Entretien avec Olivier Toma, porte-parole du Comité pour le développement durable en santé (C2DS) et fondateur de l'agence Primum non nocere.
« Identifier des solutions communes à l'échelle d'un territoire »
Une meilleure gestion des déchets en Ehpad répond-elle à des enjeux économiques ou écologiques ?
Au-delà de la protection de la planète dont tout le monde a aujourd'hui conscience, j'aimerais insister sur les impacts financiers, directs et indirects, de cette gestion et rappeler que la mesure des déchets est avant tout un indicateur de gaspillage. Prenons l'exemple des biodéchets : la moyenne par repas en Ehpad est de 200 grammes. Certains établissements affichent 60 grammes, d'autres 350. Être dans la moyenne signifie avoir des marges de manoeuvre, se situer dans la fourchette haute oblige à réaliser des économies et se positionner dans la fourchette basse ne peut qu'inciter les directions de ces structures à partager leurs bonnes pratiques. Aujourd'hui nous constatons que les établissements les plus vertueux sont ceux qui ont adapté leurs menus à leurs résidents, à leurs goûts, voire même à leurs pathologies. D'où l'importance de réfléchir en amont en termes d'achats et de qualité de la prestation. Des obligations réglementaires sur la tenue d'un registre des déchets ou encore le recours à des filières obligatoires existent, mais mesurer, c'est avant tout aider à identifier d'éventuels gaspillages. J'ai conscience qu'il est difficile de trier et de peser ses poubelles. Je conseille donc d'y consacrer une semaine par an en distinguant plastique, métal, bois, carton, biodéchets, changes...
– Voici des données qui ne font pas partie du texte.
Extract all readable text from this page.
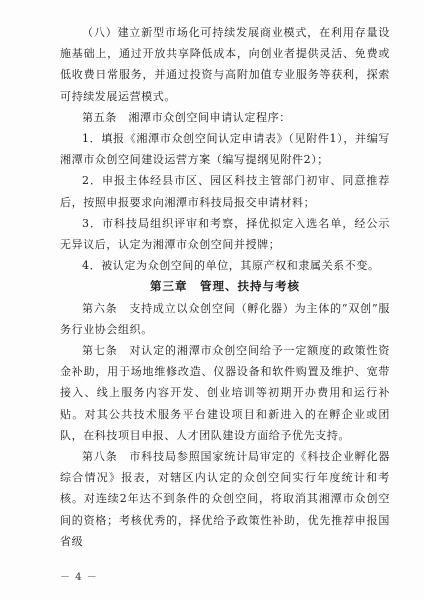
（八）建立新型市场化可持续发展商业模式，在利用存量设施基础上，通过开放共享降低成本，向创业者提供灵活、免费或低收费日常服务，并通过投资与高附加值专业服务等获利，探索可持续发展运营模式。

第五条　湘潭市众创空间申请认定程序：

1．填报《湘潭市众创空间认定申请表》（见附件1），并编写湘潭市众创空间建设运营方案（编写提纲见附件2）；

2．申报主体经县市区、园区科技主管部门初审、同意推荐后，按照申报要求向湘潭市科技局报交申请材料；

3．市科技局组织评审和考察，择优拟定入选名单，经公示无异议后，认定为湘潭市众创空间并授牌；

4．被认定为众创空间的单位，其原产权和隶属关系不变。

第三章　管理、扶持与考核

第六条　支持成立以众创空间（孵化器）为主体的“双创”服务行业协会组织。

第七条　对认定的湘潭市众创空间给予一定额度的政策性资金补助，用于场地维修改造、仪器设备和软件购置及维护、宽带接入、线上服务内容开发、创业培训等初期开办费用和运行补贴。对其公共技术服务平台建设项目和新进入的在孵企业或团队，在科技项目申报、人才团队建设方面给予优先支持。

第八条　市科技局参照国家统计局审定的《科技企业孵化器综合情况》报表，对辖区内认定的众创空间实行年度统计和考核。对连续2年达不到条件的众创空间，将取消其湘潭市众创空间的资格；考核优秀的，择优给予政策性补助，优先推荐申报国省级

－ 4 －
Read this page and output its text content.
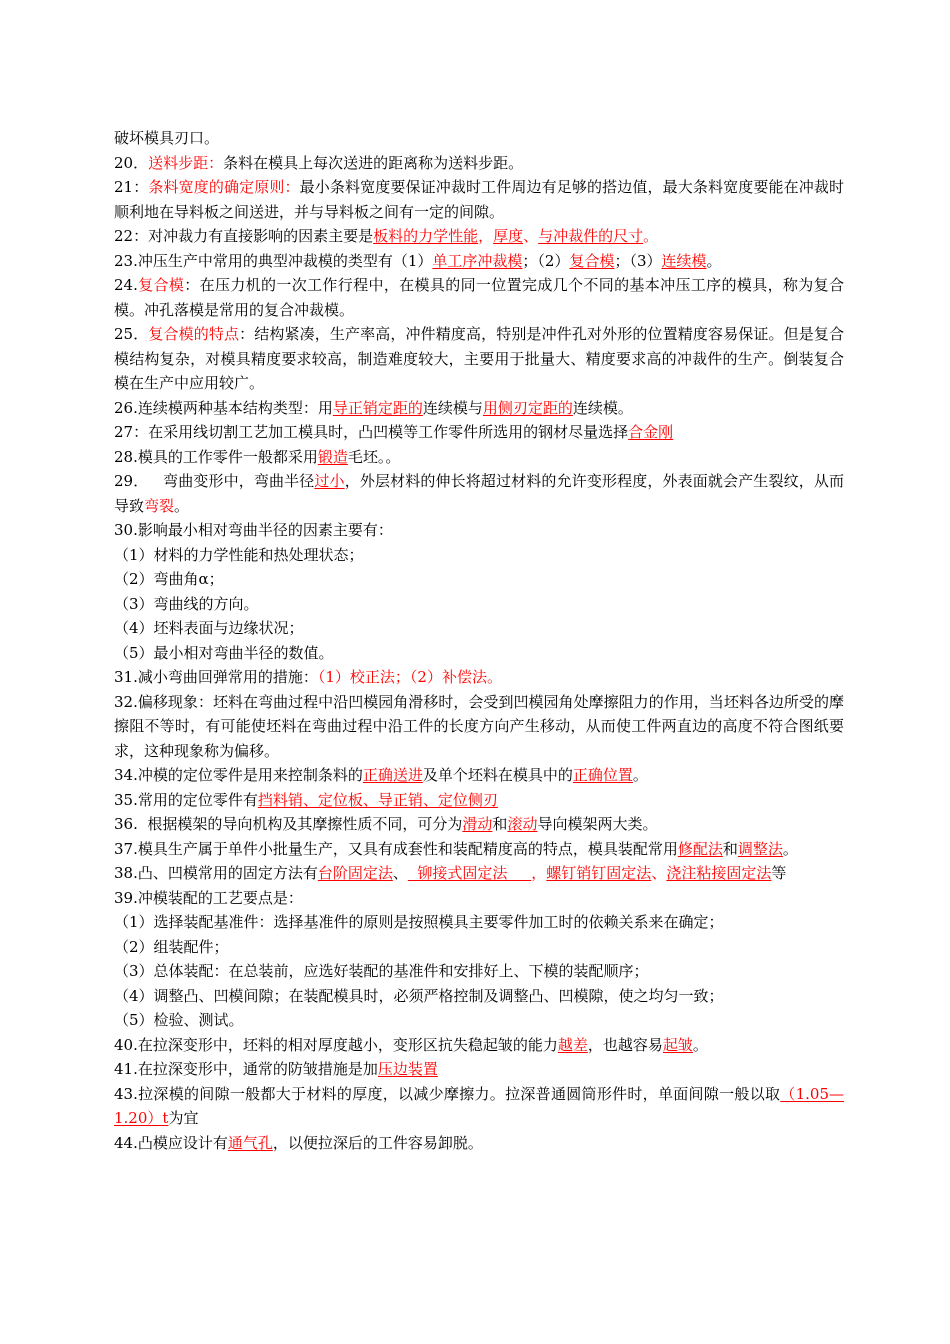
破坏模具刃口。
20．送料步距：条料在模具上每次送进的距离称为送料步距。
21：条料宽度的确定原则：最小条料宽度要保证冲裁时工件周边有足够的搭边值，最大条料宽度要能在冲裁时顺利地在导料板之间送进，并与导料板之间有一定的间隙。
22：对冲裁力有直接影响的因素主要是板料的力学性能，厚度、与冲裁件的尺寸。
23.冲压生产中常用的典型冲裁模的类型有（1）单工序冲裁模；（2）复合模；（3）连续模。
24.复合模：在压力机的一次工作行程中，在模具的同一位置完成几个不同的基本冲压工序的模具，称为复合模。冲孔落模是常用的复合冲裁模。
25．复合模的特点：结构紧凑，生产率高，冲件精度高，特别是冲件孔对外形的位置精度容易保证。但是复合模结构复杂，对模具精度要求较高，制造难度较大，主要用于批量大、精度要求高的冲裁件的生产。倒装复合模在生产中应用较广。
26.连续模两种基本结构类型：用导正销定距的连续模与用侧刃定距的连续模。
27：在采用线切割工艺加工模具时，凸凹模等工作零件所选用的钢材尽量选择合金刚
28.模具的工作零件一般都采用锻造毛坯。。
29．   弯曲变形中，弯曲半径过小，外层材料的伸长将超过材料的允许变形程度，外表面就会产生裂纹，从而导致弯裂。
30.影响最小相对弯曲半径的因素主要有：
（1）材料的力学性能和热处理状态；
（2）弯曲角α；
（3）弯曲线的方向。
（4）坯料表面与边缘状况；
（5）最小相对弯曲半径的数值。
31.减小弯曲回弹常用的措施：（1）校正法；（2）补偿法。
32.偏移现象：坯料在弯曲过程中沿凹模园角滑移时，会受到凹模园角处摩擦阻力的作用，当坯料各边所受的摩擦阻不等时，有可能使坯料在弯曲过程中沿工件的长度方向产生移动，从而使工件两直边的高度不符合图纸要求，这种现象称为偏移。
34.冲模的定位零件是用来控制条料的正确送进及单个坯料在模具中的正确位置。
35.常用的定位零件有挡料销、定位板、导正销、定位侧刃
36.  根据模架的导向机构及其摩擦性质不同，可分为滑动和滚动导向模架两大类。
37.模具生产属于单件小批量生产，又具有成套性和装配精度高的特点，模具装配常用修配法和调整法。
38.凸、凹模常用的固定方法有台阶固定法、  铆接式固定法     ，螺钉销钉固定法、浇注粘接固定法等
39.冲模装配的工艺要点是：
（1）选择装配基准件：选择基准件的原则是按照模具主要零件加工时的依赖关系来在确定；
（2）组装配件；
（3）总体装配：在总装前，应选好装配的基准件和安排好上、下模的装配顺序；
（4）调整凸、凹模间隙；在装配模具时，必须严格控制及调整凸、凹模隙，使之均匀一致；
（5）检验、测试。
40.在拉深变形中，坯料的相对厚度越小，变形区抗失稳起皱的能力越差，也越容易起皱。
41.在拉深变形中，通常的防皱措施是加压边装置
43.拉深模的间隙一般都大于材料的厚度，以减少摩擦力。拉深普通圆筒形件时，单面间隙一般以取（1.05—1.20）t为宜
44.凸模应设计有通气孔，以便拉深后的工件容易卸脱。
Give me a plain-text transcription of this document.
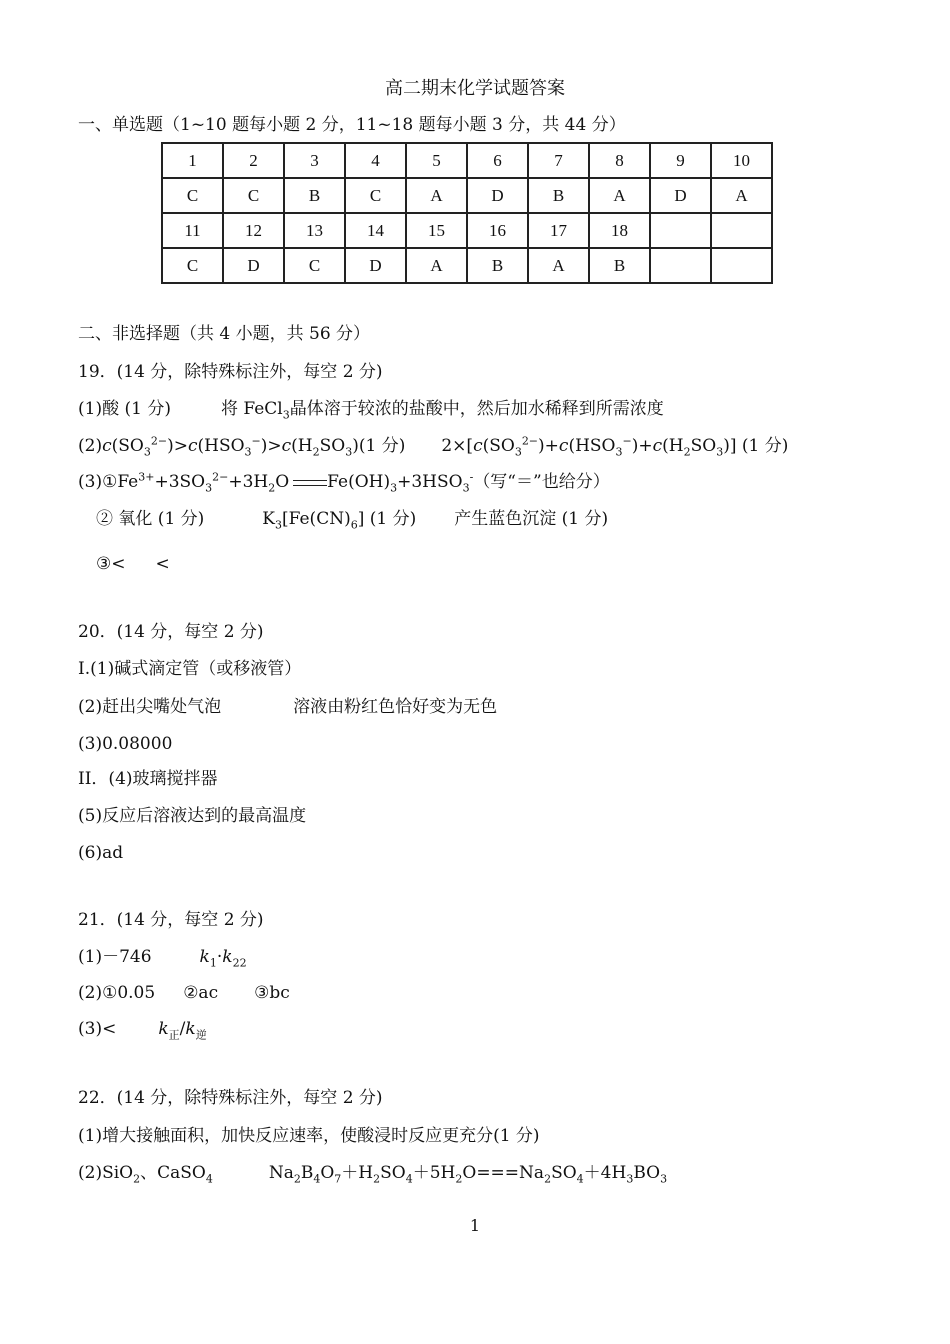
高二期末化学试题答案
一、单选题（1~10 题每小题 2 分，11~18 题每小题 3 分，共 44 分）
1	2	3	4	5	6	7	8	9	10
C	C	B	C	A	D	B	A	D	A
11	12	13	14	15	16	17	18		
C	D	C	D	A	B	A	B		
二、非选择题（共 4 小题，共 56 分）
19．(14 分，除特殊标注外，每空 2 分)
(1)酸 (1 分)	将 FeCl$_3$晶体溶于较浓的盐酸中，然后加水稀释到所需浓度
$(2)c(SO_3^{2-})>c(HSO_3^-)>c(H_2SO_3)(1$ 分) $2\times[c(SO_3^{2-})+c(HSO_3^-)+c(H_2SO_3)]$ (1 分)
$(3)①Fe^{3+}+3SO_3^{2-}+3H_2O$ $Fe(OH)_3+3HSO_3^-$（写“＝”也给分）
② 氧化 (1 分)	$K_3[Fe(CN)_6]$ (1 分) 产生蓝色沉淀 (1 分)
③< <
20．(14 分，每空 2 分)
Ⅰ.(1)碱式滴定管（或移液管）
(2)赶出尖嘴处气泡	溶液由粉红色恰好变为无色
(3)0.08000
II．(4)玻璃搅拌器
(5)反应后溶液达到的最高温度
(6)ad
21．(14 分，每空 2 分)
(1)－746	$k_1\cdot k_{22}$
(2)①0.05 ②ac ③bc
$(3)< k_正/k_逆$
22．(14 分，除特殊标注外，每空 2 分)
(1)增大接触面积，加快反应速率，使酸浸时反应更充分(1 分)
(2)SiO$_2$、CaSO$_4$	$Na_2B_4O_7+H_2SO_4+5H_2O===Na_2SO_4+4H_3BO_3$
1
Qu'en est-il ensuite du coût du traitement de ces déchets ?
Là encore, c'est leur mesure qui permettra d'identifier la bonne filière au meilleur prix. Dans certaines régions, comme en PACA, le traitement des Dasri a pu être négocié grâce à l'intégration dans un même marché des secteurs public et privé. La démarche de mutualisation des établissements leur a permis d'atteindre le tarif du traitement à la tonne le plus bas de France. Prenons un autre exemple : pourquoi les Ehpad d'une région ne se regrouperaient-ils pas avec des maternités et des crèches pour négocier le traitement des changes usagés ? Car seul le volume des déchets à traiter permet d'ouvrir la discussion sur les prix. N'oublions pas par ailleurs qu'à partir de 2023, le coût du traitement des ordures ménagères va être multiplié par trois ou par quatre dans toutes les agglomérations en application de la réglementation. D'où l'intérêt d'agir et d'identifier des solutions communes à l'échelle d'un territoire. Dans certaines villes, la mutualisation des déchets de couches a aussi permis de mettre en place des filières de transformation en combustibles, ce qui est préférable à une destruction pure et simple. Sans compter que cette démarche présente un autre atout majeur qui est celui d'encourager la création de filières locales de revalorisation, et donc d'emplois non délocalisables.
Quels conseils donner aux directeurs d'Ehpad ? Existe-t-il des guides méthodologiques sur le sujet ?
Les directeurs doivent prendre conscience que les déchets - indicateur important de l'activité - sont des « matières résiduelles » dans le sens où elles peuvent donner vie à d'autres matières. Aujourd'hui, des mobiliers de jardins sont fabriqués à partir de mégots de cigarette ou encore de masques jetables à usage unique. Ensuite, il est important de faire preuve de pédagogie. Demander à des cuisiniers de trier des déchets sans prendre le temps de leur expliquer les enjeux sera vécu comme une source d'embarras supplémentaire. Et ce message est souvent mieux compris et accepté lorsqu'il est porté par un expert.